Interview prep
LeetCode Pattern Guide
Skip the random grind. These 7 patterns cover the vast majority of what shows up in real interviews. Learn to recognize them fast — that's the actual skill.
Two Pointers
Compare or converge values from both ends of an array.
Sliding Window
Find the best contiguous subarray or substring without recalculating from scratch.
Fast & Slow Pointers
Two pointers moving at different speeds reveal hidden structure.
Binary Search
Cut the search space in half every step instead of scanning one by one.
DFS + BFS
Traverse trees and graphs. DFS goes deep, BFS goes wide.
Dynamic Programming
Break a hard problem into smaller repeated decisions and store results.
Backtracking
Explore all valid options by choosing, recursing, and undoing.
Universal guide
The Cheat Sheet
Use this to identify patterns fast and survive any coding screen.

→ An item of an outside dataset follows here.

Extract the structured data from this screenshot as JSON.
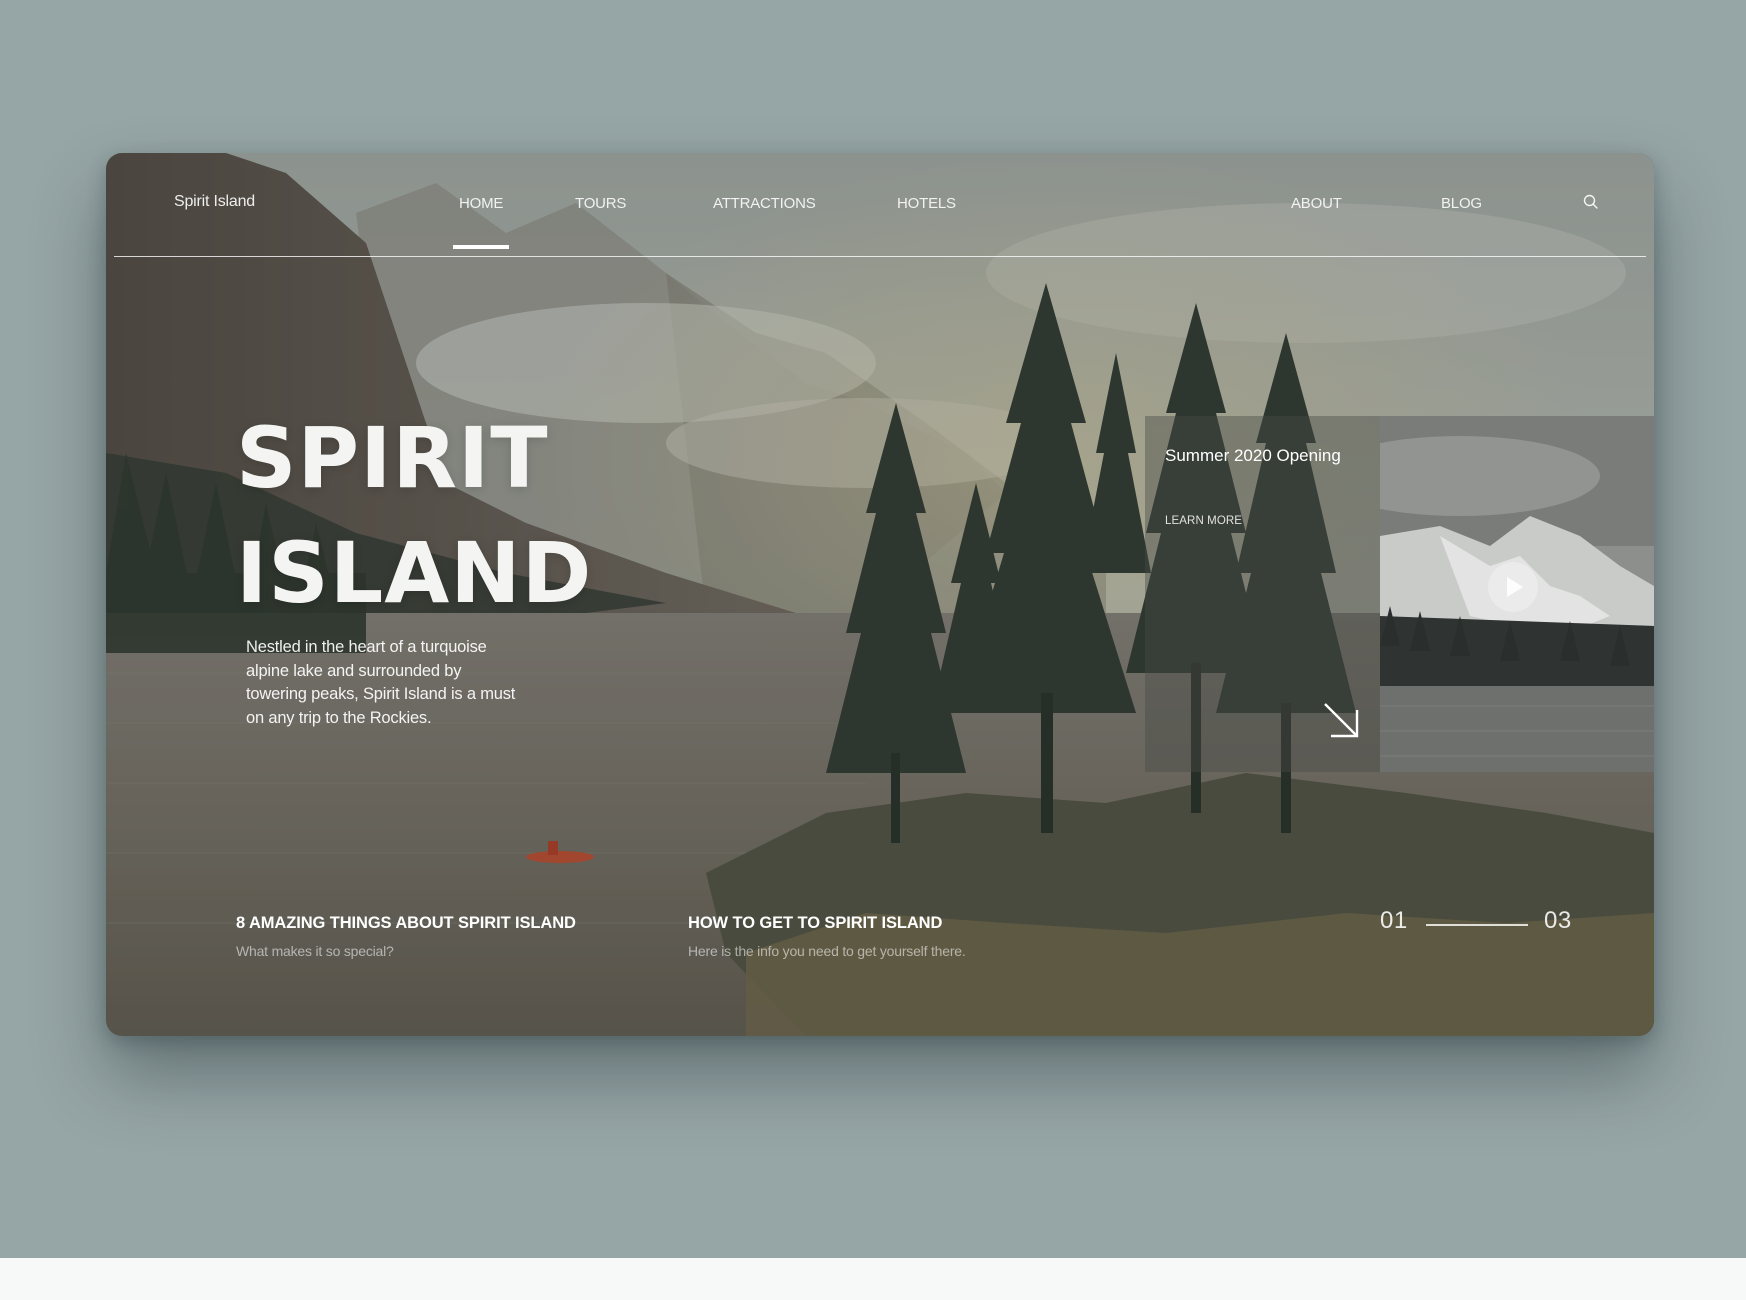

- array + pair sum / compare ends→ Two Pointers
- substring / subarray / longest / shortest→ Sliding Window
- cycle / middle / linked list→ Fast & Slow Pointers
- sorted / monotonic / minimum viable value→ Binary Search
- tree / graph / visit nodes / islands→ DFS or BFS
- overlapping subproblems / count ways / min cost→ Dynamic Programming
- generate all combinations / paths / permutations→ Backtracking
- 1.Say the brute force first — always
- 2.Identify the repeated work or exploitable structure
- 3.Name the pattern out loud before you code
- 4.Explain why the pattern fits this problem
- 5.Code the simplest correct version
- 6.Test with a small example manually before submitting
- ✗Jumping into coding before understanding the problem
- ✗Not clarifying input size, edge cases, or output format
- ✗Off-by-one errors in binary search boundaries
- ✗Forgetting the visited set in graph problems
- ✗Messing up the window shrink condition in sliding window
- ✗Panicking on DP because the state wasn't defined first
- ✗Going silent when stuck instead of narrating your thinking
Interview rule: If you can identify the pattern in the first 2 minutes, the problem becomes dramatically easier. The real skill is pattern recognition — not memorizing 500 solutions.